En el mundo del vidrio, una zona fría es un desastre: arruina la uniformidad del sellado. Para evitar esto, utilizamos unidades de calefacción personalizadas que permiten una distancia de calefacción superior a los 2 metros.
No se trata solo de crear un tubo más largo.
No basta con simplemente alargar el tubo de cuarzo. Si lo hacemos así, el filamento comenzará a deformarse o, peor aún, se quemará en los extremos. Pasamos mucho tiempo ajustando la tensión y la potencia para asegurar que el calor sea uniforme desde el primer hasta el último centímetro del tubo.
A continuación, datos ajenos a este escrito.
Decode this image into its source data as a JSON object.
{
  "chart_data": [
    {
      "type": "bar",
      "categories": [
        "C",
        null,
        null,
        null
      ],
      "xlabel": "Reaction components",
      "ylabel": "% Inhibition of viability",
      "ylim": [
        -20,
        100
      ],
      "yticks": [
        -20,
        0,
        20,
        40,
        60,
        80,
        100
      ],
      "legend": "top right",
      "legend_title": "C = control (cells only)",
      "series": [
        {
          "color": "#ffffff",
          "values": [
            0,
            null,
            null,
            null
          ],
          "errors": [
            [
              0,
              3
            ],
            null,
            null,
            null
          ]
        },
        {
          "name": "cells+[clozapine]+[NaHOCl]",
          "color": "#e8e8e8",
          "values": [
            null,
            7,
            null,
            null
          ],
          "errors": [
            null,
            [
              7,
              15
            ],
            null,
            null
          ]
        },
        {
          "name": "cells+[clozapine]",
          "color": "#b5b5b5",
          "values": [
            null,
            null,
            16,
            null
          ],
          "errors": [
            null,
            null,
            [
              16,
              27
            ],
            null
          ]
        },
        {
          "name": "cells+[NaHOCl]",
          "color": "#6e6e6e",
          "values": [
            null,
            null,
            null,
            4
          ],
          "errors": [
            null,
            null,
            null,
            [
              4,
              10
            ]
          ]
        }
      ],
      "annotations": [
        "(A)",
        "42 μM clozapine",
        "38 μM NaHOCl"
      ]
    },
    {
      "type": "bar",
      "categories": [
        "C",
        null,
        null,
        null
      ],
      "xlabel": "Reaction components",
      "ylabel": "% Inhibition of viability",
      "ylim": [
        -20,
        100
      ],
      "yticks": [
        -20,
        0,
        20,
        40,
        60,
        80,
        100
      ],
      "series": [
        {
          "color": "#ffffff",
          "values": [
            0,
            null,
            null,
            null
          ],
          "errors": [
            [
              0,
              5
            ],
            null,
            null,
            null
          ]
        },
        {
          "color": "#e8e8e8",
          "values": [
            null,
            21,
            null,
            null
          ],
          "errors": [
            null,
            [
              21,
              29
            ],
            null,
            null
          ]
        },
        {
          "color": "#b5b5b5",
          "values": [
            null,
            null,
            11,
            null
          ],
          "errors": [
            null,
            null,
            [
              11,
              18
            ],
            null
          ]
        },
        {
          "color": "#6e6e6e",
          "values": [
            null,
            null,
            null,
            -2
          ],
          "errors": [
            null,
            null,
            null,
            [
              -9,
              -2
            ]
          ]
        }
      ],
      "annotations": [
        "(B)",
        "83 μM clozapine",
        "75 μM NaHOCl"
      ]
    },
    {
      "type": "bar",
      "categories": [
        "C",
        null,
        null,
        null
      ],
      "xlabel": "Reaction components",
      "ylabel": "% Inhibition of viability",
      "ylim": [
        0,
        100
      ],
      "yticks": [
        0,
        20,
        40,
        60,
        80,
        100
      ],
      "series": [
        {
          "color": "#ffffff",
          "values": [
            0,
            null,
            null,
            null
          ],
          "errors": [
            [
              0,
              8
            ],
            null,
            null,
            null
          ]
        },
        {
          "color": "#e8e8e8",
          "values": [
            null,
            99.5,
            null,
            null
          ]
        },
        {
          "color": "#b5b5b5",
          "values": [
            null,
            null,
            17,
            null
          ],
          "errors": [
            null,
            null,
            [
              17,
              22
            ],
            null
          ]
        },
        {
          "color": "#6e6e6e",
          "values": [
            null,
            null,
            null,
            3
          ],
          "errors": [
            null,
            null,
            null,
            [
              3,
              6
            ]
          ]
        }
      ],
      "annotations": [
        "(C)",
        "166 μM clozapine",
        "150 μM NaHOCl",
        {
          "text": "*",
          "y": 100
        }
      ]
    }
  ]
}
Además, hay que tener en cuenta el diámetro del tubo. Si se aplica demasiada potencia a un tubo demasiado delgado, el revestimiento de cuarzo se sobrecalentará. También es importante verificar bien la fuente de alimentación. Un arreglo de más de 2 metros requiere una gran cantidad de corriente; no queremos ser nosotros quienes hagan que el disyuntor se dispare en medio del proceso de cocción.
Definir correctamente la disposición
Utilizamos cuarzo de alta pureza, ya que la presión térmica en estos dispositivos es muy alta. El objetivo es lograr una línea de calor continua, sin interrupciones.
También prestamos mucha atención a los soportes y conectores de montaje. Si no están bien diseñados, actuarán como disipadores de calor, absorbiendo la energía del tubo de vidrio que intentamos sellar. Eso arruinaría todo el propósito.
Los compromisos (porque nada es perfecto)
La ventaja es que menos lámparas significan menos conexiones eléctricas. Menos cables significa menos puntos de fallo en las terminales. Es un sistema más sencillo.
Pero hay un problema: un tubo de cuarzo de 2 metros es increíblemente frágil. Un movimiento torpe durante la instalación puede causar que el tubo se rompa. Es necesario utilizar herramientas precisas para montarlo de forma segura.
Una última cosa: estos dispositivos generan una enorme cantidad de calor. Si el sistema de extracción del horno no está adecuadamente dimensionado, ese calor no tendrá dónde ir, lo que causará que la carcasa exterior del horno se deforme.
Es un sistema potente, pero hay que respetar sus limitaciones.